Historique: copie du premier paragraphe de
Cerig.efpg.inpg.fr (je n'aurais pas pu faire mieux) , Le créateur de Flash,
Jonathan Gay, est un américain passionné d'informatique qui commence sa carrière en créant des jeux pour ordinateur, alors même qu'il n'a pas fini ses études. Des jeux il passe au
logiciel de dessin vectoriel (pour Mac et PC) dans le cadre d'une petite entreprise (
Silicon Beach Software), laquelle tente sans succès de concurrencer le logiciel
Illustrator d'Adobe. Au début de 1993, Gay décide de créer sa propre entreprise, dénommée
FutureWave Software. Il publie un nouveau logiciel de dessin vectoriel (
SmartSketch), mais c'est un nouvel échec.
Au milieu de 1995 Gay comprend que le marché du logiciel de dessin est trop encombré, et il décide d'abandonner l'image fixe au profit de l'image vectorielle animée.

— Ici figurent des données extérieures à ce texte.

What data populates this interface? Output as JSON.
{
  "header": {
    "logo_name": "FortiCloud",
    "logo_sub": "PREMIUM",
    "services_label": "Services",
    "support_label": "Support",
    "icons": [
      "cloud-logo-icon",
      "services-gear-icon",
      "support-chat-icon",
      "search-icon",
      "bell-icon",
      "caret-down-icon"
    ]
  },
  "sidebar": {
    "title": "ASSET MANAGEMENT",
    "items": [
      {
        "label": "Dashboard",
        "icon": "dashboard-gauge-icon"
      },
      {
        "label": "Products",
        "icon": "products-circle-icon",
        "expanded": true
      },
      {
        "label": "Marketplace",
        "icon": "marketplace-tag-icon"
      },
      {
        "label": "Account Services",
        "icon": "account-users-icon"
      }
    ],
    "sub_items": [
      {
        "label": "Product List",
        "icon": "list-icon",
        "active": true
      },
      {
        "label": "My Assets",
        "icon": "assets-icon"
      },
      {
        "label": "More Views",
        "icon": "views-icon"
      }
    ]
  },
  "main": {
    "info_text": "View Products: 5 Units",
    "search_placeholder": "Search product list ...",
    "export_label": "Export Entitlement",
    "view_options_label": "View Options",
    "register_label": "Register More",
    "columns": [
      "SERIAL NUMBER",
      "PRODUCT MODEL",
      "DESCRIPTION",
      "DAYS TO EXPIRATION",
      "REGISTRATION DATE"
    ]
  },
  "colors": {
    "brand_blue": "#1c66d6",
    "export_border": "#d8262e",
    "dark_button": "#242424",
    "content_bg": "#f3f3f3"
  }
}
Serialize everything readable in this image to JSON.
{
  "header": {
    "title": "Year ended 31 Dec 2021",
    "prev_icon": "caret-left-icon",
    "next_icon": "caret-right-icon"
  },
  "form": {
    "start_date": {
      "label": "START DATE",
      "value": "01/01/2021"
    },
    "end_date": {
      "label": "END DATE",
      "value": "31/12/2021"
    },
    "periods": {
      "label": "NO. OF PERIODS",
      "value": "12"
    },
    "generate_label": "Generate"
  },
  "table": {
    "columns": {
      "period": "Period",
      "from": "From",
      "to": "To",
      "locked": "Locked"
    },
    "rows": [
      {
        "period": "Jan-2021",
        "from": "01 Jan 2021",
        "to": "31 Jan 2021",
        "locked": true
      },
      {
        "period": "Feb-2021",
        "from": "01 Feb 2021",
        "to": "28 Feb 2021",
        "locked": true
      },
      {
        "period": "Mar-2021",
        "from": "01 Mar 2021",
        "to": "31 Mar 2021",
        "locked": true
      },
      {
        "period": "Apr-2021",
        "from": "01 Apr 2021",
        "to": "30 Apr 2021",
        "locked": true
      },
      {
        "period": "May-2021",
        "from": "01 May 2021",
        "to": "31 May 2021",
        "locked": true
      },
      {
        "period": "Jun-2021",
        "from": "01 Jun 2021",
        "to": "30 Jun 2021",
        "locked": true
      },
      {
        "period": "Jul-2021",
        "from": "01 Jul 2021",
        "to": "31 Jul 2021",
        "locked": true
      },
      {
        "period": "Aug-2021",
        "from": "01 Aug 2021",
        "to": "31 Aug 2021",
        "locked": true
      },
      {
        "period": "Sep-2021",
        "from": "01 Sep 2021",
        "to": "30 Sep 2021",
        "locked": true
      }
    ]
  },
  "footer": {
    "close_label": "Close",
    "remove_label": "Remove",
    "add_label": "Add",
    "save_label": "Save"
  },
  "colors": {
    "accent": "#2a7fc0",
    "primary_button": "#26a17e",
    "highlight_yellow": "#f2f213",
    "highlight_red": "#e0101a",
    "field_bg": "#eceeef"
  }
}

Simultanément, il songe à diffuser ce type d'image sur le web -- une idée révolutionnaire pour l'époque. Remanié,
SmartSketch devient
FutureSplash Animator, le logiciel qui permet de créer la célèbre image de la balle qui avance en rebondissant.
En fait, les premières démonstrations ne soulèvent pas l'enthousiasme : la balle rebondit fort lentement... D'abord, les ordinateurs de l'époque n'ont pas la puissance que nous leur connaissons aujourd'hui. De plus, une partie du programme est écrite en
Java, et les mauvaises langues vous diront que pour la rapidité, on fait mieux (du moins en 1995). Bref, la technologie de Gay est un peu trop en avance sur son temps.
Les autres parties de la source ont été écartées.